Fighters from the CODECO militia raided the village of Drodro on Sunday night, Jules Ngongo, a spokesperson for Ituri’s military government, told Reuters.
He said they killed 12 civilians, six of them children. Patrick Muyaya, the spokesperson for the national government, later said on Twitter that the death toll stood at around 20.
Repeated attacks by CODECO have killed hundreds of civilians in Ituri province’s Djugu territory since 2017 and forced thousands to flee their homes, according to the United Nations.
CODECO’s fighters are drawn mainly from the Lendu farming community, which has long been in conflict with Hema herders.
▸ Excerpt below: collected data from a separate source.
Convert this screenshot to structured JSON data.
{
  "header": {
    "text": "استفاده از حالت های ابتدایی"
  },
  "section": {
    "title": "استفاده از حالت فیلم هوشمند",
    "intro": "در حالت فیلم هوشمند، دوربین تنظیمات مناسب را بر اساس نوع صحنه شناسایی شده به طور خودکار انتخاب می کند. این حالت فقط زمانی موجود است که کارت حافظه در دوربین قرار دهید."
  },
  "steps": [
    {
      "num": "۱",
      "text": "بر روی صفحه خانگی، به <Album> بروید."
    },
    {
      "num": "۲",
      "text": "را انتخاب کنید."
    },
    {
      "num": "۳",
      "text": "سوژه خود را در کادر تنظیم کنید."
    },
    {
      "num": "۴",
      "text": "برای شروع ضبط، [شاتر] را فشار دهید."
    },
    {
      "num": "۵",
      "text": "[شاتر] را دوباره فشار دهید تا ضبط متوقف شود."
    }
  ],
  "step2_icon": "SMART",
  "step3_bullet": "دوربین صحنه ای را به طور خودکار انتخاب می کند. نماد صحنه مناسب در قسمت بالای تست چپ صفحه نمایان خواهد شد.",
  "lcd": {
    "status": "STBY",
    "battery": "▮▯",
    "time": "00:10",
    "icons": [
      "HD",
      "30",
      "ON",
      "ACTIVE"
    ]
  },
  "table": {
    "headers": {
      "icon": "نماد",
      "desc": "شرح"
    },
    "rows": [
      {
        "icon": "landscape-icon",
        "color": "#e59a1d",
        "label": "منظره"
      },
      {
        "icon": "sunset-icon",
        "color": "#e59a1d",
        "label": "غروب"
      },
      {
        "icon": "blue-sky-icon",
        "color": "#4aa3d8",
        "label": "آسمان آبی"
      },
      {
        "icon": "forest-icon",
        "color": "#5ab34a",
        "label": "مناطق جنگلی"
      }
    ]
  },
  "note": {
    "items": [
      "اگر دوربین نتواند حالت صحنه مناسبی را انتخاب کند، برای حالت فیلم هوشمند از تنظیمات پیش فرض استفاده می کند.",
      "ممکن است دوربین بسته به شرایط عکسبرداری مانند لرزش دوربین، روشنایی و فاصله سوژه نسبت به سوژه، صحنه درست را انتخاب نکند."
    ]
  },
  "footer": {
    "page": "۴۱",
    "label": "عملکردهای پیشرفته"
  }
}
“Their objective was to attack the population that was displaced in Drodro,” Ngongo said.
Others said the death toll was higher.
Ngabu Lidja Chrysante, a priest and coordinator for the Catholic charity Caritas in Ituri, said his colleagues on the ground had seen the bodies of 35 people killed in the attack, which also targeted the local church.
Kivu Security Tracker, which maps violence in Congo, said it had confirmed 29 deaths. It had earlier reported 107 deaths but said that information turned out to be erroneous.
Mathias Gilman, the spokesperson for the United Nations peacekeeping mission in Congo, said at least 16 000 people fleeing the attacks had taken shelter at a nearby site protected by peacekeepers.
CODECO spokesperson Patrick Basa denied the group had killed civilians. He told Reuters its fighters had clashed in Drodro with a Hema militia but said the civilians had already fled the area.
Conflict between Lendu and Hema from 1999 to 2007 resulted in an estimated 50 000 deaths in one of the bloodiest chapters of a civil war in eastern Congo.
Ituri and neighbouring North Kivu province have been run by military officers since May when the government declared a state of siege in response to rampant violence, but the killings have not shown any sign of abating since then.